Der DIO- und BLACK SABBATH-Einschlag ist im Sound der Schweden unüberhörbar, aber auch KYUSS haben ihre Spuren bei dem Quartett hinterlassen. Dabei dröhnt die Truppe wie eine lebendigere und rockige Version der Wüstenrocker. Apropos Ralf: Zwischendrin schmettert er ein schwedisches Seemanslied in bester Pavarotti-Manier. Die gut geölten Kehlen vor der Bühne tun's ihm gleich und singen brav nach. Den deutschen Befehlston hat er schon sehr gut drauf ("Gib mir dein Bier!"), aber auch sonst lassen die Jungs nichts anbrennen. Hier Twinsoli wie bei THIN LIZZY ('Long Way Back'), dort Drumpassagen wie bei MARILYN MANSONs 'Beautiful People' ('I Hunt Alone') - für Abwechslung ist immer gesorgt.

Das mittlerweile gut gefüllte "Nachtleben" quittiert diesen Einsatz mit Beifall zwischen den Songs und geht auch sonst gut ab. Leider ist nach der aktuellen Single 'Double Nature' Schicht im Schacht, und die Boys verabschieden sich nach noch nicht mal einer Stunde in die Umkleide. Zwei blutjunge Mädels in der ersten Reihe dürfen Ralf mit nach hinten begleiten, als kurz danach die Lichter eingeschaltet werden.

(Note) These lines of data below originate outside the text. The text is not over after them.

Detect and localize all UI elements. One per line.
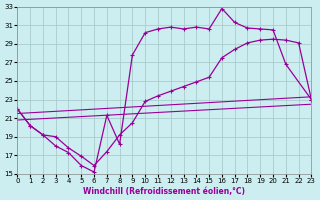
X-axis label: Windchill (Refroidissement éolien,°C): Windchill (Refroidissement éolien,°C) [84, 187, 245, 196]
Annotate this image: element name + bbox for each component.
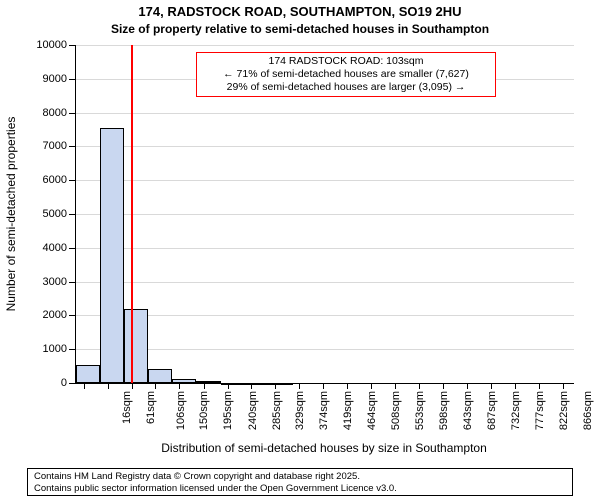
y-tick-label: 9000 bbox=[43, 73, 67, 85]
y-tick-label: 8000 bbox=[43, 107, 67, 119]
x-tick-label: 240sqm bbox=[247, 391, 259, 430]
y-axis-label: Number of semi-detached properties bbox=[4, 117, 18, 312]
x-tick-mark bbox=[371, 383, 372, 389]
x-tick-label: 687sqm bbox=[486, 391, 498, 430]
annotation-line: ← 71% of semi-detached houses are smalle… bbox=[201, 68, 491, 81]
histogram-bar bbox=[172, 379, 196, 383]
y-tick-mark bbox=[69, 315, 75, 316]
histogram-chart: 174, RADSTOCK ROAD, SOUTHAMPTON, SO19 2H… bbox=[0, 0, 600, 500]
y-tick-mark bbox=[69, 45, 75, 46]
plot-area: 174 RADSTOCK ROAD: 103sqm← 71% of semi-d… bbox=[75, 45, 574, 384]
y-tick-mark bbox=[69, 282, 75, 283]
y-tick-label: 1000 bbox=[43, 343, 67, 355]
x-tick-mark bbox=[275, 383, 276, 389]
y-tick-label: 4000 bbox=[43, 242, 67, 254]
x-tick-mark bbox=[563, 383, 564, 389]
x-tick-label: 822sqm bbox=[558, 391, 570, 430]
annotation-line: 174 RADSTOCK ROAD: 103sqm bbox=[201, 55, 491, 68]
y-tick-label: 5000 bbox=[43, 208, 67, 220]
x-tick-label: 553sqm bbox=[414, 391, 426, 430]
x-tick-mark bbox=[515, 383, 516, 389]
x-tick-label: 508sqm bbox=[390, 391, 402, 430]
y-grid-line bbox=[76, 113, 574, 114]
x-tick-label: 598sqm bbox=[438, 391, 450, 430]
x-tick-mark bbox=[323, 383, 324, 389]
x-tick-label: 150sqm bbox=[198, 391, 210, 430]
x-tick-mark bbox=[395, 383, 396, 389]
x-tick-mark bbox=[228, 383, 229, 389]
x-tick-label: 195sqm bbox=[223, 391, 235, 430]
annotation-box: 174 RADSTOCK ROAD: 103sqm← 71% of semi-d… bbox=[196, 52, 496, 97]
y-grid-line bbox=[76, 248, 574, 249]
property-marker-line bbox=[131, 45, 133, 383]
x-tick-label: 106sqm bbox=[175, 391, 187, 430]
x-tick-label: 866sqm bbox=[582, 391, 594, 430]
annotation-line: 29% of semi-detached houses are larger (… bbox=[201, 81, 491, 94]
x-tick-label: 419sqm bbox=[343, 391, 355, 430]
y-tick-mark bbox=[69, 383, 75, 384]
y-tick-mark bbox=[69, 349, 75, 350]
x-tick-label: 643sqm bbox=[462, 391, 474, 430]
y-tick-label: 7000 bbox=[43, 140, 67, 152]
x-tick-mark bbox=[108, 383, 109, 389]
footer-line: Contains HM Land Registry data © Crown c… bbox=[34, 471, 566, 483]
y-tick-label: 3000 bbox=[43, 276, 67, 288]
x-tick-label: 61sqm bbox=[145, 391, 157, 424]
x-tick-mark bbox=[443, 383, 444, 389]
x-tick-mark bbox=[539, 383, 540, 389]
y-grid-line bbox=[76, 180, 574, 181]
y-tick-label: 6000 bbox=[43, 174, 67, 186]
y-tick-label: 2000 bbox=[43, 309, 67, 321]
x-tick-label: 732sqm bbox=[510, 391, 522, 430]
x-tick-label: 777sqm bbox=[534, 391, 546, 430]
histogram-bar bbox=[124, 309, 148, 383]
y-grid-line bbox=[76, 214, 574, 215]
x-tick-mark bbox=[347, 383, 348, 389]
x-tick-label: 285sqm bbox=[271, 391, 283, 430]
x-tick-label: 329sqm bbox=[294, 391, 306, 430]
y-tick-label: 0 bbox=[61, 377, 67, 389]
y-tick-mark bbox=[69, 146, 75, 147]
x-tick-mark bbox=[204, 383, 205, 389]
x-tick-label: 464sqm bbox=[367, 391, 379, 430]
x-axis-label: Distribution of semi-detached houses by … bbox=[75, 441, 573, 455]
x-tick-mark bbox=[251, 383, 252, 389]
y-tick-mark bbox=[69, 113, 75, 114]
y-tick-mark bbox=[69, 180, 75, 181]
histogram-bar bbox=[196, 381, 220, 383]
x-tick-mark bbox=[179, 383, 180, 389]
histogram-bar bbox=[148, 369, 172, 383]
y-tick-mark bbox=[69, 79, 75, 80]
x-tick-mark bbox=[491, 383, 492, 389]
x-tick-mark bbox=[467, 383, 468, 389]
y-grid-line bbox=[76, 146, 574, 147]
chart-subtitle: Size of property relative to semi-detach… bbox=[0, 22, 600, 36]
x-tick-mark bbox=[419, 383, 420, 389]
y-grid-line bbox=[76, 349, 574, 350]
x-tick-mark bbox=[132, 383, 133, 389]
x-tick-mark bbox=[84, 383, 85, 389]
y-tick-mark bbox=[69, 248, 75, 249]
y-grid-line bbox=[76, 315, 574, 316]
y-grid-line bbox=[76, 45, 574, 46]
y-grid-line bbox=[76, 282, 574, 283]
y-tick-mark bbox=[69, 214, 75, 215]
x-tick-label: 374sqm bbox=[318, 391, 330, 430]
attribution-footer: Contains HM Land Registry data © Crown c… bbox=[27, 468, 573, 496]
footer-line: Contains public sector information licen… bbox=[34, 483, 566, 495]
x-tick-mark bbox=[155, 383, 156, 389]
histogram-bar bbox=[76, 365, 100, 383]
chart-title: 174, RADSTOCK ROAD, SOUTHAMPTON, SO19 2H… bbox=[0, 4, 600, 19]
x-tick-label: 16sqm bbox=[121, 391, 133, 424]
y-tick-label: 10000 bbox=[36, 39, 67, 51]
x-tick-mark bbox=[299, 383, 300, 389]
histogram-bar bbox=[100, 128, 124, 383]
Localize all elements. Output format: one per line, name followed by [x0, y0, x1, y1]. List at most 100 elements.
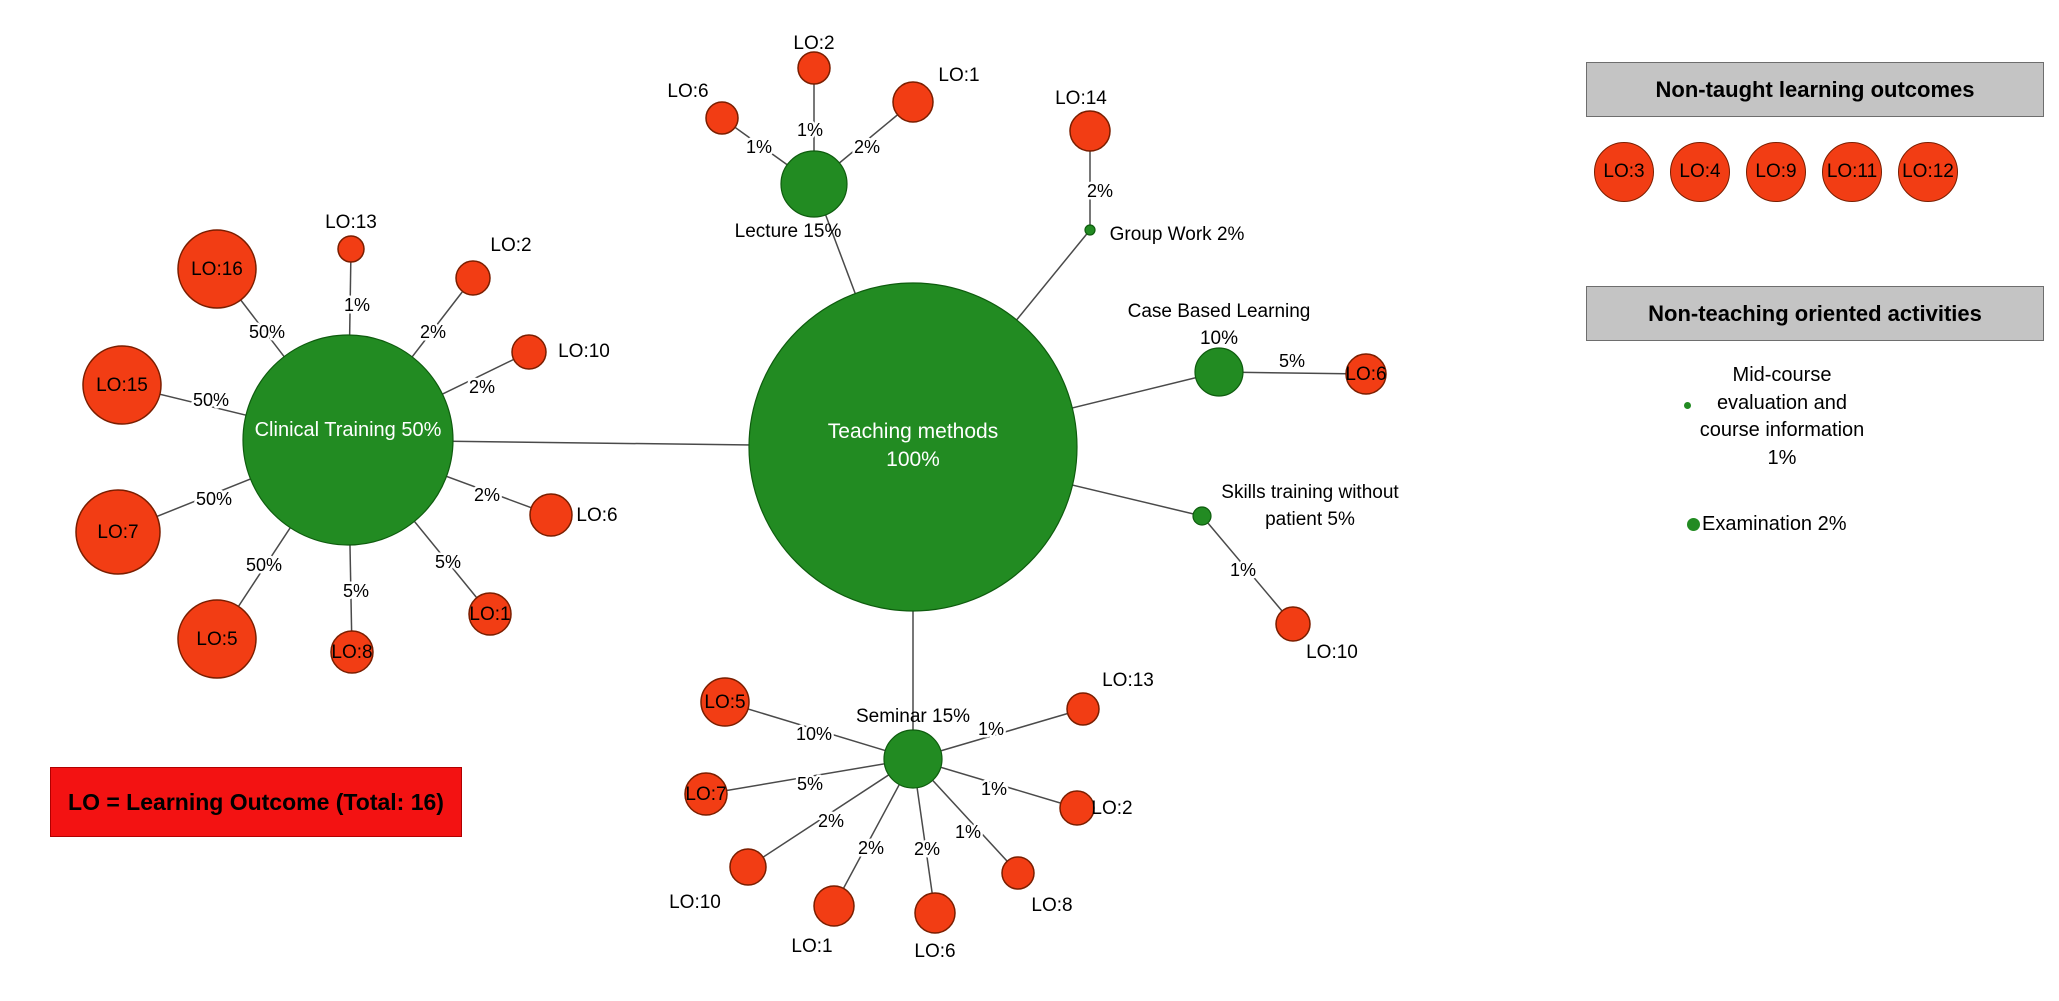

Fazit: Mit dem experimentellsten MACHINE HEAD-Album hatten SUPERCHARGER vom Sound her so viel am Hut wie Lemmy mit Milchbestellung in einer Rockbar. MUSTASCH wurden ihrer Headlinerrolle gerecht, räumten leider viel zu früh das Feld. Beide Truppen waren mit einem glasklaren Sound gesegnet, wobei ich's selten erlebt habe, dass im "Nachtleben" soundtechnisch viel verbockt wurde. Obwohl der Club gut gefüllt war, kann man noch lange nicht von "ausverkauft" sprechen. Da ist auf jeden Fall Luft nach oben, vor allem hinsichtlich der Spielzeit.